Before it can be searched, all data has to be indexed first.
Depending on where you get the source data from, you can use different
data gateways to get the data converted to the format required by
Sensei. No matter what gateway is used, you need to define the data
model in file schema.xml
(see the section called “Data Modeling” for more details), which is equivalent
to the table definition in a RDBMS.
If the amount of data is small, and the run-time indexing and search rates are not high, then a single Sensei node may be all you need. If the amount of data is large and you cannot fit them into one box, however, you have to split them into multiple shards and store them on a cluster of Sensei nodes, each serving one or multiple shards. When a user query comes in, Sensei performs the search on all shards and merges the search results from all shards for you automatically.
If the run-time indexing or search rate is high, network bandwidth, memory or CPU may become the bottleneck on a Sensei server. In this case, sharding the index only is not enough.
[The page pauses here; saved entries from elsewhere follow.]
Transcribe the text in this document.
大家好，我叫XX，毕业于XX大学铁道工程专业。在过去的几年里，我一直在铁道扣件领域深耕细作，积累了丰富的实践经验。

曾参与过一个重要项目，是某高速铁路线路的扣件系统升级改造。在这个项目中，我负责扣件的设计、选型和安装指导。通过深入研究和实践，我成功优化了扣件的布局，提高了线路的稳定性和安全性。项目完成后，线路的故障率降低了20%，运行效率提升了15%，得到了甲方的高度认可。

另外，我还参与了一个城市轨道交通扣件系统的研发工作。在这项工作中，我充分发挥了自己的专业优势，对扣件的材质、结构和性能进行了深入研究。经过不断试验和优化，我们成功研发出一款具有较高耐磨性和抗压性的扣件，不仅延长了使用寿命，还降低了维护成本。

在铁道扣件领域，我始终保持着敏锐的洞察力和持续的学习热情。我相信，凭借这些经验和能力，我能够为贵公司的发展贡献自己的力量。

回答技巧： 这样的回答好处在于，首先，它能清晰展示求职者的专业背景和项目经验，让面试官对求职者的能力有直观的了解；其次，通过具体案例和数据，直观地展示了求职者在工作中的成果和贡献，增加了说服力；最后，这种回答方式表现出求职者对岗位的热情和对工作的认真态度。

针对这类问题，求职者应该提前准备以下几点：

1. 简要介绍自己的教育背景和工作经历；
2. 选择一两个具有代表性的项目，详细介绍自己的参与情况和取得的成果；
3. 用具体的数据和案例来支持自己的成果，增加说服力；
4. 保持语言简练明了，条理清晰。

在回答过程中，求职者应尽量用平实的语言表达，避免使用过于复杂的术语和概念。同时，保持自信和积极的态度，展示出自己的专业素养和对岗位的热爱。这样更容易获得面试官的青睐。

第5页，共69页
You have to replicate the index onto different nodes, and have multiple nodes share the indexing/search workload on the same shard(s).
In this chapter, we explain how to get the data indexed, and how to get the data sharded and replicated.
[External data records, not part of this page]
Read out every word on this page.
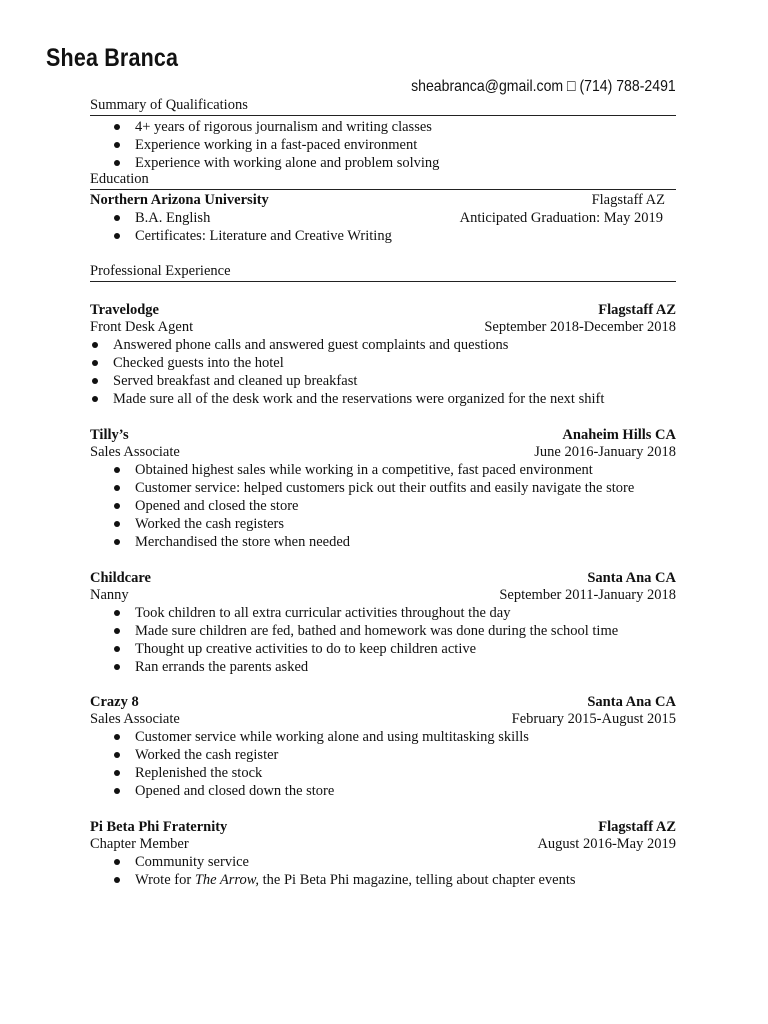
Shea Branca
sheabranca@gmail.com □ (714) 788-2491
Summary of Qualifications
4+ years of rigorous journalism and writing classes
Experience working in a fast-paced environment
Experience with working alone and problem solving
Education
Northern Arizona University	Flagstaff AZ
B.A. English	Anticipated Graduation: May 2019
Certificates: Literature and Creative Writing
Professional Experience
Travelodge	Flagstaff AZ
Front Desk Agent	September 2018-December 2018
Answered phone calls and answered guest complaints and questions
Checked guests into the hotel
Served breakfast and cleaned up breakfast
Made sure all of the desk work and the reservations were organized for the next shift
Tilly’s	Anaheim Hills CA
Sales Associate	June 2016-January 2018
Obtained highest sales while working in a competitive, fast paced environment
Customer service: helped customers pick out their outfits and easily navigate the store
Opened and closed the store
Worked the cash registers
Merchandised the store when needed
Childcare	Santa Ana CA
Nanny	September 2011-January 2018
Took children to all extra curricular activities throughout the day
Made sure children are fed, bathed and homework was done during the school time
Thought up creative activities to do to keep children active
Ran errands the parents asked
Crazy 8	Santa Ana CA
Sales Associate	February 2015-August 2015
Customer service while working alone and using multitasking skills
Worked the cash register
Replenished the stock
Opened and closed down the store
Pi Beta Phi Fraternity	Flagstaff AZ
Chapter Member	August 2016-May 2019
Community service
Wrote for The Arrow, the Pi Beta Phi magazine, telling about chapter events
To get data indexed, the first thing to set up is the indexing
manager (see
com.sensei.search.nodes.SenseiIndexingManager
).
An indexing manager is responsible for:
Initializing the Zoie system(s): one Zoie system is needed for every shard of index on one Sensei node.
Building the data provider: a data provider needs to be built for the chosen data gateway.
Starting and shutting down the data gateway.
For most of the cases you can simply use the default indexing
manger provided by Sensei:
com.sensei.indexing.api.DefaultStreamingIndexingManager
.
However you can always write your own version when it is
needed.
The type of indexing manager is specified via configuration
parameter sensei.index.manager
, which is the bean
ID of the indexing manager object that you use. When
sensei.index.manager
is not set, Sensei just uses
DefaultStreamingIndexingManager
.
Once the indexing manager is selected, the next thing to set up is the data gateway. What data gateway to use depends on how your original source data is stored. Sensei provides four types of built-in data gateways to cover the most common data sources (see Figure 1.2, “Sensei Data Gateway”), however you can also write your own version if needed.
The data gateway type is specified via configuration parameter
sensei.index.manager.<indexing-manager-type>.type
.
Here <indexing-manager-type>
is the bean ID
of your indexing manager. If you use the default indexing manager,
DefaultStreamingIndexingManager
,
<indexing-manager-type>
should be
default
.
Additional configuration parameters may be needed for the data gateway you choose. These configuration parameters are named with the following prefix:
sensei.index.manager.<indexing-manager-type>.<data-gateway-type>
For example, if you use the default indexing manager and the Kafka data gateway, the following configuration parameters need to be specified:
sensei.index.manager.default.type = kafka sensei.index.manager.default.kafka.host = my-kafka-host sensei.index.manager.default.kafka.port = 1234 sensei.index.manager.default.kafka.topic = log-data sensei.index.manager.default.kafka.batchsize = 10000 sensei.index.manager.default.kafka.filter = my-kafka-filter
In the rest of the document, we will use the default indexing manager in most of the examples, unless a different indexing manager type is specified explicitly.